ASTM D6481 Method for Phosphorus, Sulfur, Calcium, and Zinc in Lubrication Oils
ASTM D6481 Standard Test Method for Determination of Phosphorus, Sulfur, Calcium, and Zinc in Lubrication Oils by Energy Dispersive X-ray Fluorescence Spectroscopy
7. Preparation of Calibration Standards
7.1 To ensure complete solution of all components, prepare calibration standards by precisely weighing the organo-metallic solutions and phosphorus and sulfur solutions with the diluent solvent along with the appropriate stabilizer. Table 2 lists suggested concentrations when determining empirical influence coefficients. Complete sets of standards based on Table 2 are commercially available.
8. Calibration
8.1 Spectrometer Settings - Follow the manufacturer's recommendations and set up a series of measurement conditions, (X-ray tube voltage, X-ray tube current, primary beam filter, secondary beam filter, measurement time, and multichannel analyzer region of interest) to measure the •K spectrum of phosphorus, sulfur, calcium, and zinc. Include at least one region of backscatter.
8.2 Fill respective sample cells nearly full with the calibration standard solutions. Follow the manufacturer's recommendation to ensure that the cell is full enough such that X-ray count rate does not depend on the amount of sample in the cell. Make sure that no wrinkles or bulges are present in the film. The film must be flat, and the cell shall be vented.
8.3 Place the sample cell in the X-ray beam to measure and record the intensity for each element and scatter region in each calibration standard in accordance with the conditions set by following 8.1. Measure each standard two times, using a freshly prepared cell for each measurement.
8.4 Measure any instrument setting up samples necessary to quantify spectral overlaps. Use at least the measurement time of the calibration standards.
8.5 Measure and record the intensity for each element and scatter region of the drift correction monitors. Use at least the measurement time of the calibration standards.
NOTE 3 - An instrument setting up sample used in 8.4 can also be used as a drift correction monitor in 8.5 if its elemental composition is suitable.

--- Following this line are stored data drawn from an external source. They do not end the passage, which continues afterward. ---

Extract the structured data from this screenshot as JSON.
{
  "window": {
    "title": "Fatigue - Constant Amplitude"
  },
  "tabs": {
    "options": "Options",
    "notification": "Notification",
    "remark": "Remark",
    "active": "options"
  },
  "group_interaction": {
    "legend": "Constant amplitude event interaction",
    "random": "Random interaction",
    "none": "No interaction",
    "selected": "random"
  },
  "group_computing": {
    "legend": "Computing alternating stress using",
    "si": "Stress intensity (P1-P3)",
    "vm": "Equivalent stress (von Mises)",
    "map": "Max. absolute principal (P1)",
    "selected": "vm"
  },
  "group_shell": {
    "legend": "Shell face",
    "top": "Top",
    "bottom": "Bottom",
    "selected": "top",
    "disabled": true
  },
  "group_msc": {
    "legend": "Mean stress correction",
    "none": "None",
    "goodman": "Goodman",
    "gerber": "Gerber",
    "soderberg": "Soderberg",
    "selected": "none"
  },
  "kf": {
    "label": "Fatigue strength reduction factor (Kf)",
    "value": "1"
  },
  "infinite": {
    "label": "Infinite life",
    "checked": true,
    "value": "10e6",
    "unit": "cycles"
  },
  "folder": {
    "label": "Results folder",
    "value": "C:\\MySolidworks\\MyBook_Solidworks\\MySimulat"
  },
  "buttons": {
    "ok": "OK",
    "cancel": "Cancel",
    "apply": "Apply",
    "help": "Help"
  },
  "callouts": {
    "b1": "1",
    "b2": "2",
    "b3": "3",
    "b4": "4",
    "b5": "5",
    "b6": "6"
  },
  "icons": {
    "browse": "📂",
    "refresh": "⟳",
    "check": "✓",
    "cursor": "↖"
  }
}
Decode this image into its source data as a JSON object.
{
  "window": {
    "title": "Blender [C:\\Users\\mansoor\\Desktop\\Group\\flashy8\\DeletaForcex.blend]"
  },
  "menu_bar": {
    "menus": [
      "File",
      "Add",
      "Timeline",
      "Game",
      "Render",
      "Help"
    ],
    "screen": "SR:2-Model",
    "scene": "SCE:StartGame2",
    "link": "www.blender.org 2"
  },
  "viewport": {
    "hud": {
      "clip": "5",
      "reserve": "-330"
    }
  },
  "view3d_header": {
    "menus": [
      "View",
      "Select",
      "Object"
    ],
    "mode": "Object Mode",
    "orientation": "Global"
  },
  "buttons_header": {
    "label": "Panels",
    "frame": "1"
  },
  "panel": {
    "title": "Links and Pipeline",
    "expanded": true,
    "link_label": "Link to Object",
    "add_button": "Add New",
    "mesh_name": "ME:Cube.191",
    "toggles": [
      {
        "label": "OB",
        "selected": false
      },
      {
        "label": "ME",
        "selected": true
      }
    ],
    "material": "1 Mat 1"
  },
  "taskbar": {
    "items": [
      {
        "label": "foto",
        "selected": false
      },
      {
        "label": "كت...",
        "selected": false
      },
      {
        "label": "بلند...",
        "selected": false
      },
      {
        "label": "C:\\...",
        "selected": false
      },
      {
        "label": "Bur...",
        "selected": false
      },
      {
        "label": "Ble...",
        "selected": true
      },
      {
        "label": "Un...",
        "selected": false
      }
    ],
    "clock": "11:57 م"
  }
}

8.6 Use the instrument's regression software to generate the optimum calibration curve for each element by applying the appropriate corrections. Suggested corrections are given in Table 3. The variable sulfur content results in a change in background for phosphorus because of filter fiuorescence. (If a filter is not used, there will be a spectral overlap of sulfur on phosphorus and an overlap correction will be necessary). Sulfur also affects the sensitivity for calcium because of its high absorption for that element. Because phosphorus X rays have an energy below the absorption edge of the sulfur filter, it overlaps sulfur. (If a filter is not used, there will be also be a spectral overlap of phosphorus on sulfur). Zinc is the heaviest element in lubricating oil, and therefore, all matrix effects can in practice be corrected by taking a ratio to the high energy backscatter.
NOTE 4 - No instruments in the interlaboratory precision study that established the precision statements used theoretical correction coefficients for mass absorption effects.